Le médecin avait aussi, en 2013, menacé par téléphone une association médicale dans le Land de Mecklembourg-Poméranie-Occidentale, rapporte Der Spiegel, citant le ministère de l'Intérieur local. D'après cette source, le suspect avait menacé de mener une action qui serait médiatisée à l'étranger, mentionnant l'attentat du marathon de Boston (Etats-Unis), le 15 avril 2013. Des recherches ont été menées au domicile du réfugié, mais aucune preuve de "vraies préparations d'une attaque" n'a été repérée, selon le ministère de l'Intérieur du Land. Le réfugié avait été condamné à une amende pour "trouble à l'ordre public en menaçant de commettre des crimes", et s'était plaint de ce jugement. Il avait insulté des juges et menacé d'acquérir une arme, précise Der Spiegel.
Des autorités alertées
Holger Münch, chef de l'Office fédéral de la police criminelle, a confirmé à la chaîne publique ZDF que ses équipes avaient reçu, fin 2023, une alerte d'Arabie saoudite au sujet de Taleb Jawad al-Abdulmohsen. "La police en Saxe-Anhalt [le Land de Magdebourg] a mené les mesures d'enquête qui s'imposaient", a-t-il défendu, tout en évoquant des informations "trop peu spécifiques". Le médecin, reconnaît-il, "a publié un grand nombre de messages sur internet. Il a également pris contact avec diverses autorités, proféré des insultes et même des menaces". "Néanmoins, il n'était pas connu pour avoir commis des actes de violence". Holger Münch promet des vérifications sur d'éventuelles négligences.

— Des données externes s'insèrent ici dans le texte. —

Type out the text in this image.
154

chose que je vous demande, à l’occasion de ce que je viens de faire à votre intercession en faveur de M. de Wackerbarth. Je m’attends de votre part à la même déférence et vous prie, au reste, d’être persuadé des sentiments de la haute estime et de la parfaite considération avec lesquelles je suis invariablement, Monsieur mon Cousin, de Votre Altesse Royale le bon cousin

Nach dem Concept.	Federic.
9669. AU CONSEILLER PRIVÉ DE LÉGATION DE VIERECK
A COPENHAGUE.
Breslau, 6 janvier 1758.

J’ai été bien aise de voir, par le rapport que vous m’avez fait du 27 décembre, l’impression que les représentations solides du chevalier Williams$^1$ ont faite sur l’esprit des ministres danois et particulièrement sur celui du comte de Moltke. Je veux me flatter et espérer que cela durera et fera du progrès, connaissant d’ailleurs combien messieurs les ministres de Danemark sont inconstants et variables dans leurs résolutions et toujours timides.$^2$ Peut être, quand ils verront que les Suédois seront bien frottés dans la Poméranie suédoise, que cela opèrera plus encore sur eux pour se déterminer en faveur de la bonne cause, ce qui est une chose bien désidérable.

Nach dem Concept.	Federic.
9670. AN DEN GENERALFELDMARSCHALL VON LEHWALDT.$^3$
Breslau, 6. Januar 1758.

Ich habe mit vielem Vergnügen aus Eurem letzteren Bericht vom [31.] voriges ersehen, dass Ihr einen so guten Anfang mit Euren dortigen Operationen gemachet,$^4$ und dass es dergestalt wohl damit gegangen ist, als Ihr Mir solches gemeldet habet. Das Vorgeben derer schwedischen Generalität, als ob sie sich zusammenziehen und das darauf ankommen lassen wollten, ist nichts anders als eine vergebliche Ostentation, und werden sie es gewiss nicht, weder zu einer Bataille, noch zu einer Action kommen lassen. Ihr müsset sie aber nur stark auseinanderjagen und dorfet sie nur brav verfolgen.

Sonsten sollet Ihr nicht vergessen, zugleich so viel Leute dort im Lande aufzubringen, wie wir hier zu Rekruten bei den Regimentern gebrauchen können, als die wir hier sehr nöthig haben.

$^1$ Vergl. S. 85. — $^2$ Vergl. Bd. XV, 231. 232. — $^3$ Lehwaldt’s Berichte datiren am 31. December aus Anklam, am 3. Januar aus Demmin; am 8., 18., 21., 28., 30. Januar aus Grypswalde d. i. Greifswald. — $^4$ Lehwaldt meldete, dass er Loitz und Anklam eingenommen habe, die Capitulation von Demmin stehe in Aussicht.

A son tour, l'Office fédéral sur les migrations et les réfugiés (Bamf) a annoncé sur X avoir reçu en 2023 une alerte concernant le même homme, via les réseaux sociaux. "Ces informations, comme toutes les autres, ont été prises au sérieux", assure l'organisme public, qui ajoute que le lanceur d'alerte a été redirigé vers des autorités compétentes, le Bamf n'étant pas habilité à mener des enquêtes.

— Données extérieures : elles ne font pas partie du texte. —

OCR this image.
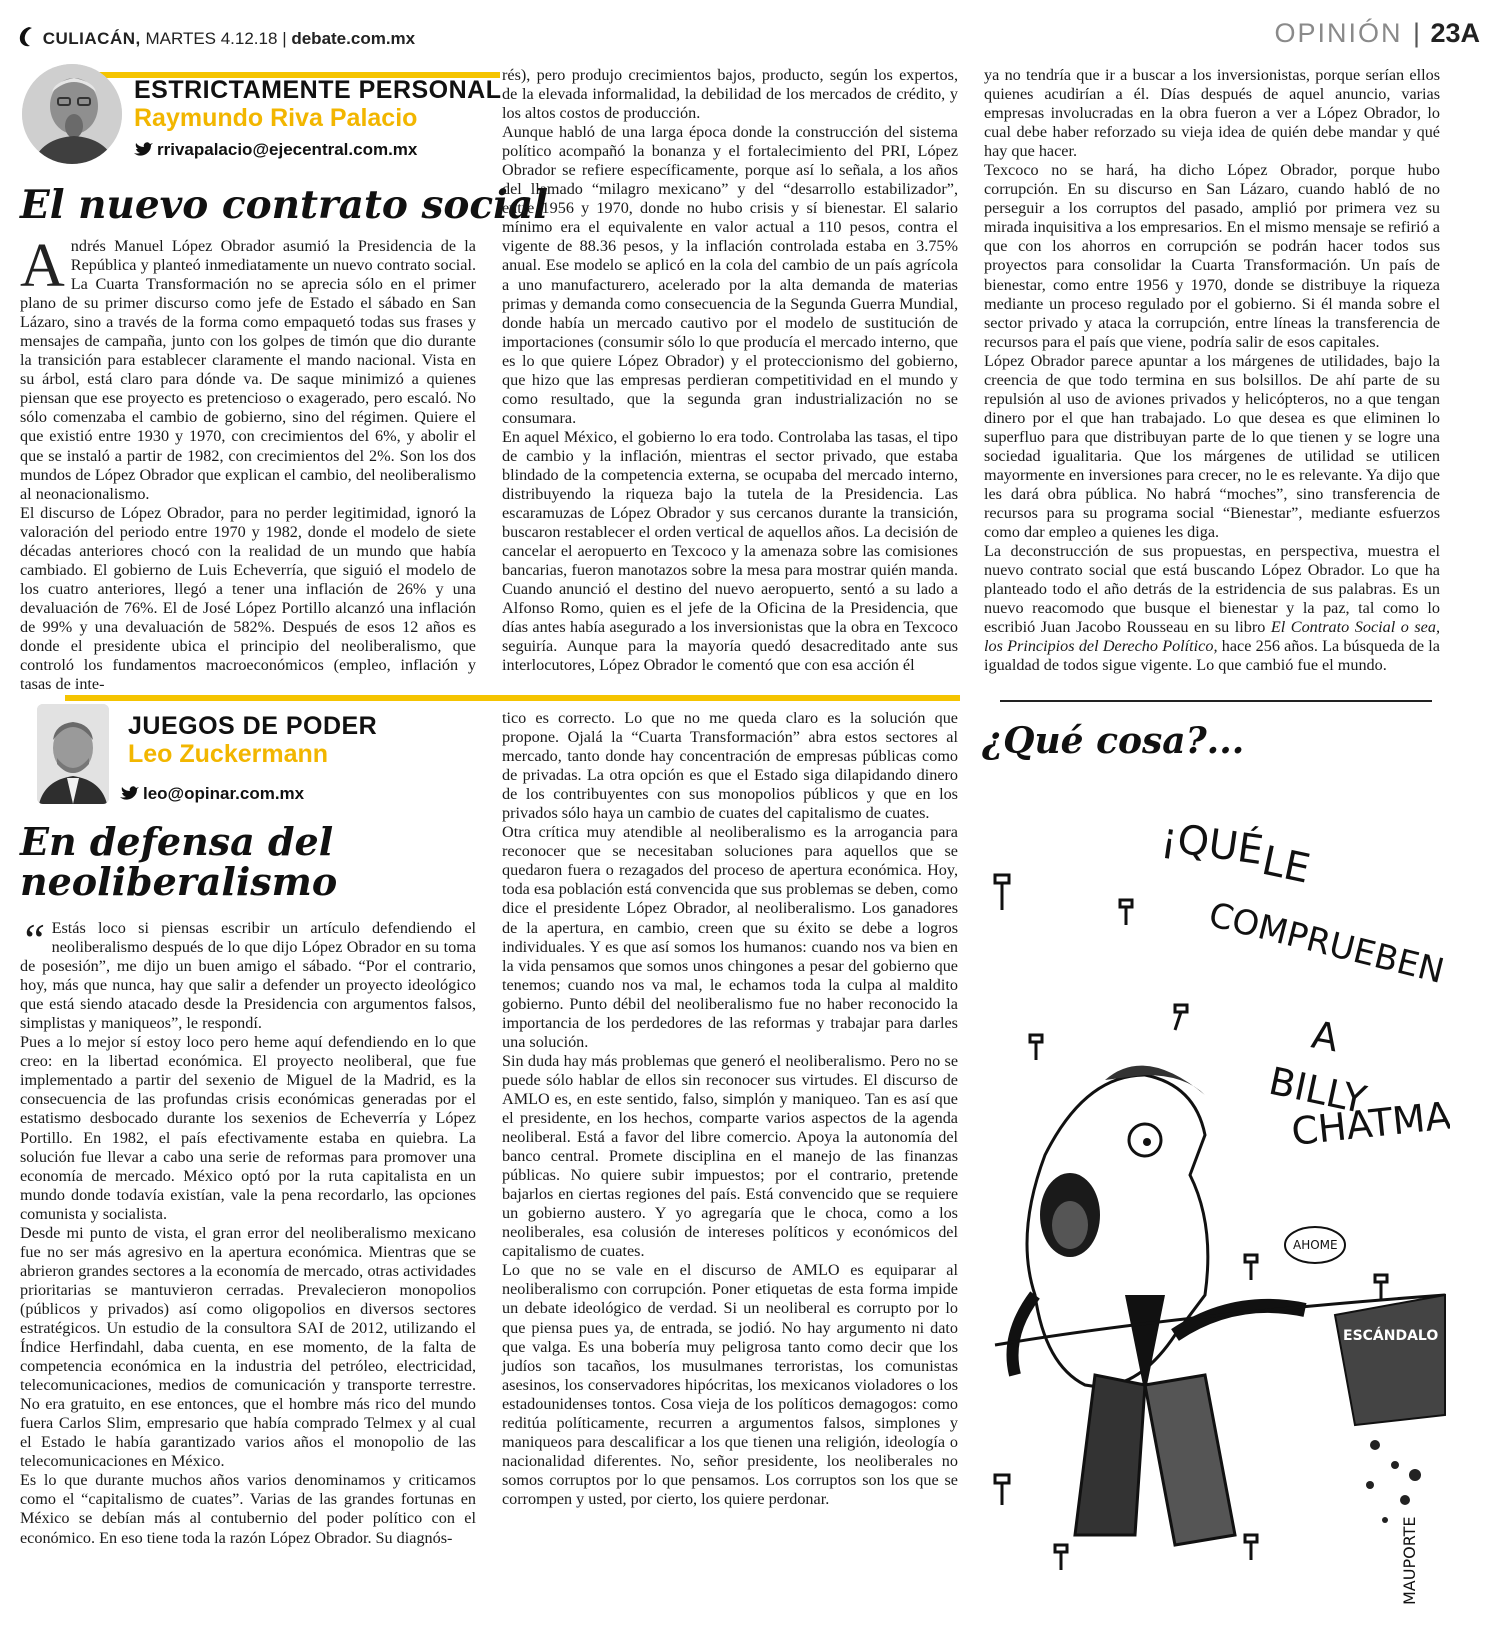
CULIACÁN, MARTES 4.12.18 | debate.com.mx	OPINIÓN | 23A
ESTRICTAMENTE PERSONAL
Raymundo Riva Palacio
rrivapalacio@ejecentral.com.mx
El nuevo contrato social

Andrés Manuel López Obrador asumió la Presidencia de la República y planteó inmediatamente un nuevo contrato social. La Cuarta Transformación no se aprecia sólo en el primer plano de su primer discurso como jefe de Estado el sábado en San Lázaro, sino a través de la forma como empaquetó todas sus frases y mensajes de campaña, junto con los golpes de timón que dio durante la transición para establecer claramente el mando nacional. Vista en su árbol, está claro para dónde va. De saque minimizó a quienes piensan que ese proyecto es pretencioso o exagerado, pero escaló. No sólo comenzaba el cambio de gobierno, sino del régimen. Quiere el que existió entre 1930 y 1970, con crecimientos del 6%, y abolir el que se instaló a partir de 1982, con crecimientos del 2%. Son los dos mundos de López Obrador que explican el cambio, del neoliberalismo al neonacionalismo.

El discurso de López Obrador, para no perder legitimidad, ignoró la valoración del periodo entre 1970 y 1982, donde el modelo de siete décadas anteriores chocó con la realidad de un mundo que había cambiado. El gobierno de Luis Echeverría, que siguió el modelo de los cuatro anteriores, llegó a tener una inflación de 26% y una devaluación de 76%. El de José López Portillo alcanzó una inflación de 99% y una devaluación de 582%. Después de esos 12 años es donde el presidente ubica el principio del neoliberalismo, que controló los fundamentos macroeconómicos (empleo, inflación y tasas de inte-

rés), pero produjo crecimientos bajos, producto, según los expertos, de la elevada informalidad, la debilidad de los mercados de crédito, y los altos costos de producción.

Aunque habló de una larga época donde la construcción del sistema político acompañó la bonanza y el fortalecimiento del PRI, López Obrador se refiere específicamente, porque así lo señala, a los años del llamado “milagro mexicano” y del “desarrollo estabilizador”, entre 1956 y 1970, donde no hubo crisis y sí bienestar. El salario mínimo era el equivalente en valor actual a 110 pesos, contra el vigente de 88.36 pesos, y la inflación controlada estaba en 3.75% anual. Ese modelo se aplicó en la cola del cambio de un país agrícola a uno manufacturero, acelerado por la alta demanda de materias primas y demanda como consecuencia de la Segunda Guerra Mundial, donde había un mercado cautivo por el modelo de sustitución de importaciones (consumir sólo lo que producía el mercado interno, que es lo que quiere López Obrador) y el proteccionismo del gobierno, que hizo que las empresas perdieran competitividad en el mundo y como resultado, que la segunda gran industrialización no se consumara.

En aquel México, el gobierno lo era todo. Controlaba las tasas, el tipo de cambio y la inflación, mientras el sector privado, que estaba blindado de la competencia externa, se ocupaba del mercado interno, distribuyendo la riqueza bajo la tutela de la Presidencia. Las escaramuzas de López Obrador y sus cercanos durante la transición, buscaron restablecer el orden vertical de aquellos años. La decisión de cancelar el aeropuerto en Texcoco y la amenaza sobre las comisiones bancarias, fueron manotazos sobre la mesa para mostrar quién manda. Cuando anunció el destino del nuevo aeropuerto, sentó a su lado a Alfonso Romo, quien es el jefe de la Oficina de la Presidencia, que días antes había asegurado a los inversionistas que la obra en Texcoco seguiría. Aunque para la mayoría quedó desacreditado ante sus interlocutores, López Obrador le comentó que con esa acción él

ya no tendría que ir a buscar a los inversionistas, porque serían ellos quienes acudirían a él. Días después de aquel anuncio, varias empresas involucradas en la obra fueron a ver a López Obrador, lo cual debe haber reforzado su vieja idea de quién debe mandar y qué hay que hacer.

Texcoco no se hará, ha dicho López Obrador, porque hubo corrupción. En su discurso en San Lázaro, cuando habló de no perseguir a los corruptos del pasado, amplió por primera vez su mirada inquisitiva a los empresarios. En el mismo mensaje se refirió a que con los ahorros en corrupción se podrán hacer todos sus proyectos para consolidar la Cuarta Transformación. Un país de bienestar, como entre 1956 y 1970, donde se distribuye la riqueza mediante un proceso regulado por el gobierno. Si él manda sobre el sector privado y ataca la corrupción, entre líneas la transferencia de recursos para el país que viene, podría salir de esos capitales.

López Obrador parece apuntar a los márgenes de utilidades, bajo la creencia de que todo termina en sus bolsillos. De ahí parte de su repulsión al uso de aviones privados y helicópteros, no a que tengan dinero por el que han trabajado. Lo que desea es que eliminen lo superfluo para que distribuyan parte de lo que tienen y se logre una sociedad igualitaria. Que los márgenes de utilidad se utilicen mayormente en inversiones para crecer, no le es relevante. Ya dijo que les dará obra pública. No habrá “moches”, sino transferencia de recursos para su programa social “Bienestar”, mediante esfuerzos como dar empleo a quienes les diga.

La deconstrucción de sus propuestas, en perspectiva, muestra el nuevo contrato social que está buscando López Obrador. Lo que ha planteado todo el año detrás de la estridencia de sus palabras. Es un nuevo reacomodo que busque el bienestar y la paz, tal como lo escribió Juan Jacobo Rousseau en su libro El Contrato Social o sea, los Principios del Derecho Político, hace 256 años. La búsqueda de la igualdad de todos sigue vigente. Lo que cambió fue el mundo.

JUEGOS DE PODER
Leo Zuckermann
leo@opinar.com.mx
En defensa del
neoliberalismo

“ Estás loco si piensas escribir un artículo defendiendo el neoliberalismo después de lo que dijo López Obrador en su toma de posesión”, me dijo un buen amigo el sábado. “Por el contrario, hoy, más que nunca, hay que salir a defender un proyecto ideológico que está siendo atacado desde la Presidencia con argumentos falsos, simplistas y maniqueos”, le respondí.

Pues a lo mejor sí estoy loco pero heme aquí defendiendo en lo que creo: en la libertad económica. El proyecto neoliberal, que fue implementado a partir del sexenio de Miguel de la Madrid, es la consecuencia de las profundas crisis económicas generadas por el estatismo desbocado durante los sexenios de Echeverría y López Portillo. En 1982, el país efectivamente estaba en quiebra. La solución fue llevar a cabo una serie de reformas para promover una economía de mercado. México optó por la ruta capitalista en un mundo donde todavía existían, vale la pena recordarlo, las opciones comunista y socialista.

Desde mi punto de vista, el gran error del neoliberalismo mexicano fue no ser más agresivo en la apertura económica. Mientras que se abrieron grandes sectores a la economía de mercado, otras actividades prioritarias se mantuvieron cerradas. Prevalecieron monopolios (públicos y privados) así como oligopolios en diversos sectores estratégicos. Un estudio de la consultora SAI de 2012, utilizando el Índice Herfindahl, daba cuenta, en ese momento, de la falta de competencia económica en la industria del petróleo, electricidad, telecomunicaciones, medios de comunicación y transporte terrestre. No era gratuito, en ese entonces, que el hombre más rico del mundo fuera Carlos Slim, empresario que había comprado Telmex y al cual el Estado le había garantizado varios años el monopolio de las telecomunicaciones en México.

Es lo que durante muchos años varios denominamos y criticamos como el “capitalismo de cuates”. Varias de las grandes fortunas en México se debían más al contubernio del poder político con el económico. En eso tiene toda la razón López Obrador. Su diagnós-

tico es correcto. Lo que no me queda claro es la solución que propone. Ojalá la “Cuarta Transformación” abra estos sectores al mercado, tanto donde hay concentración de empresas públicas como de privadas. La otra opción es que el Estado siga dilapidando dinero de los contribuyentes con sus monopolios públicos y que en los privados sólo haya un cambio de cuates del capitalismo de cuates.

Otra crítica muy atendible al neoliberalismo es la arrogancia para reconocer que se necesitaban soluciones para aquellos que se quedaron fuera o rezagados del proceso de apertura económica. Hoy, toda esa población está convencida que sus problemas se deben, como dice el presidente López Obrador, al neoliberalismo. Los ganadores de la apertura, en cambio, creen que su éxito se debe a logros individuales. Y es que así somos los humanos: cuando nos va bien en la vida pensamos que somos unos chingones a pesar del gobierno que tenemos; cuando nos va mal, le echamos toda la culpa al maldito gobierno. Punto débil del neoliberalismo fue no haber reconocido la importancia de los perdedores de las reformas y trabajar para darles una solución.

Sin duda hay más problemas que generó el neoliberalismo. Pero no se puede sólo hablar de ellos sin reconocer sus virtudes. El discurso de AMLO es, en este sentido, falso, simplón y maniqueo. Tan es así que el presidente, en los hechos, comparte varios aspectos de la agenda neoliberal. Está a favor del libre comercio. Apoya la autonomía del banco central. Promete disciplina en el manejo de las finanzas públicas. No quiere subir impuestos; por el contrario, pretende bajarlos en ciertas regiones del país. Está convencido que se requiere un gobierno austero. Y yo agregaría que le choca, como a los neoliberales, esa colusión de intereses políticos y económicos del capitalismo de cuates.

Lo que no se vale en el discurso de AMLO es equiparar al neoliberalismo con corrupción. Poner etiquetas de esta forma impide un debate ideológico de verdad. Si un neoliberal es corrupto por lo que piensa pues ya, de entrada, se jodió. No hay argumento ni dato que valga. Es una bobería muy peligrosa tanto como decir que los judíos son tacaños, los musulmanes terroristas, los comunistas asesinos, los conservadores hipócritas, los mexicanos violadores o los estadounidenses tontos. Cosa vieja de los políticos demagogos: como reditúa políticamente, recurren a argumentos falsos, simplones y maniqueos para descalificar a los que tienen una religión, ideología o nacionalidad diferentes. No, señor presidente, los neoliberales no somos corruptos por lo que pensamos. Los corruptos son los que se corrompen y usted, por cierto, los quiere perdonar.

¿Qué cosa?...
¡QUÉ
LE
COMPRUEBEN
A
BILLY
CHATMAN!
AHOME
ESCÁNDALO
MAUPORTE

Par ailleurs, le bureau du procureur de Berlin a déclaré au média public RBB que le suspect a récemment fait l'objet de poursuites pour "utilisation abusive d'appels d'urgence". Il s'est présenté en février à un commissariat de la capitale allemande pour porter plainte, mais ses propos étaient confus et il avait critiqué le travail des agents du commissariat. D'après cette même source, le médecin devait se présenter jeudi à un tribunal à ce sujet. Il n'est jamais apparu.
Des questions autour de la sécurité du marché
Au-delà du profil du suspect, les interrogations se multiplient autour des mesures prises pour sécuriser le marché de Noël de Magdebourg. Comment l'assaillant a-t-il pu percuter la foule à si grande vitesse, au cœur marché et sur 400 mètres ? Selon Ronni Krug, un adjoint à la mairie, "le dispositif avait été renforcé" cette année.

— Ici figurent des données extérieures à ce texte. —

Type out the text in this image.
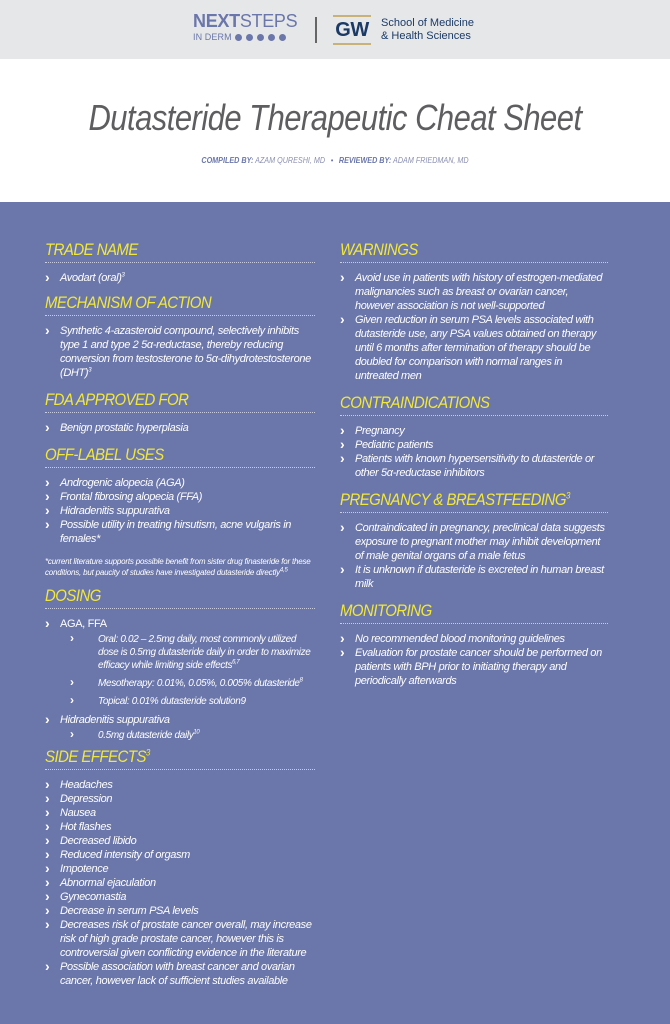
NEXTSTEPS
IN DERM	GW School of Medicine
& Health Sciences
Dutasteride Therapeutic Cheat Sheet
COMPILED BY: AZAM QURESHI, MD • REVIEWED BY: ADAM FRIEDMAN, MD
TRADE NAME
› Avodart (oral)$^3$
MECHANISM OF ACTION
› Synthetic 4-azasteroid compound, selectively inhibits type 1 and type 2 5α-reductase, thereby reducing conversion from testosterone to 5α-dihydrotestosterone (DHT)$^3$
FDA APPROVED FOR
› Benign prostatic hyperplasia
OFF-LABEL USES
› Androgenic alopecia (AGA)
› Frontal fibrosing alopecia (FFA)
› Hidradenitis suppurativa
› Possible utility in treating hirsutism, acne vulgaris in females*
*current literature supports possible benefit from sister drug finasteride for these conditions, but paucity of studies have investigated dutasteride directly$^{4,5}$
DOSING
› AGA, FFA
› Oral: 0.02 – 2.5mg daily, most commonly utilized dose is 0.5mg dutasteride daily in order to maximize efficacy while limiting side effects$^{6,7}$
› Mesotherapy: 0.01%, 0.05%, 0.005% dutasteride$^8$
› Topical: 0.01% dutasteride solution9
› Hidradenitis suppurativa
› 0.5mg dutasteride daily$^{10}$
SIDE EFFECTS$^3$
› Headaches
› Depression
› Nausea
› Hot flashes
› Decreased libido
› Reduced intensity of orgasm
› Impotence
› Abnormal ejaculation
› Gynecomastia
› Decrease in serum PSA levels
› Decreases risk of prostate cancer overall, may increase risk of high grade prostate cancer, however this is controversial given conflicting evidence in the literature
› Possible association with breast cancer and ovarian cancer, however lack of sufficient studies available
WARNINGS
› Avoid use in patients with history of estrogen-mediated malignancies such as breast or ovarian cancer, however association is not well-supported
› Given reduction in serum PSA levels associated with dutasteride use, any PSA values obtained on therapy until 6 months after termination of therapy should be doubled for comparison with normal ranges in untreated men
CONTRAINDICATIONS
› Pregnancy
› Pediatric patients
› Patients with known hypersensitivity to dutasteride or other 5α-reductase inhibitors
PREGNANCY & BREASTFEEDING$^3$
› Contraindicated in pregnancy, preclinical data suggests exposure to pregnant mother may inhibit development of male genital organs of a male fetus
› It is unknown if dutasteride is excreted in human breast milk
MONITORING
› No recommended blood monitoring guidelines
› Evaluation for prostate cancer should be performed on patients with BPH prior to initiating therapy and periodically afterwards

La police, citée par ZDF, estime que le suspect a pu s'insérer dans une allée principale du marché en passant par une voie d'évacuation et de secours, un espace prévu pour les pompiers en cas d'urgence. D'après la mairie, cette voie ne disposait pas de barrière ou de borne pour limiter le passage de véhicules. Ronni Krug a souligné que les pompiers et services d'urgences devaient pouvoir accéder à cet espace, et que des services d'urgence mobiles y étaient installés.
"Aurions-nous dû faire autre chose avant ?", s'est interrogé Holger Münch, de l'Office fédéral de la police criminelle, auprès de ZDF. "D'un côté, il s'agit de prévenir de tels événements. Il s'agit aussi de s'assurer que ces voies d'évacuation et de secours sont dégagées", a-t-il défendu.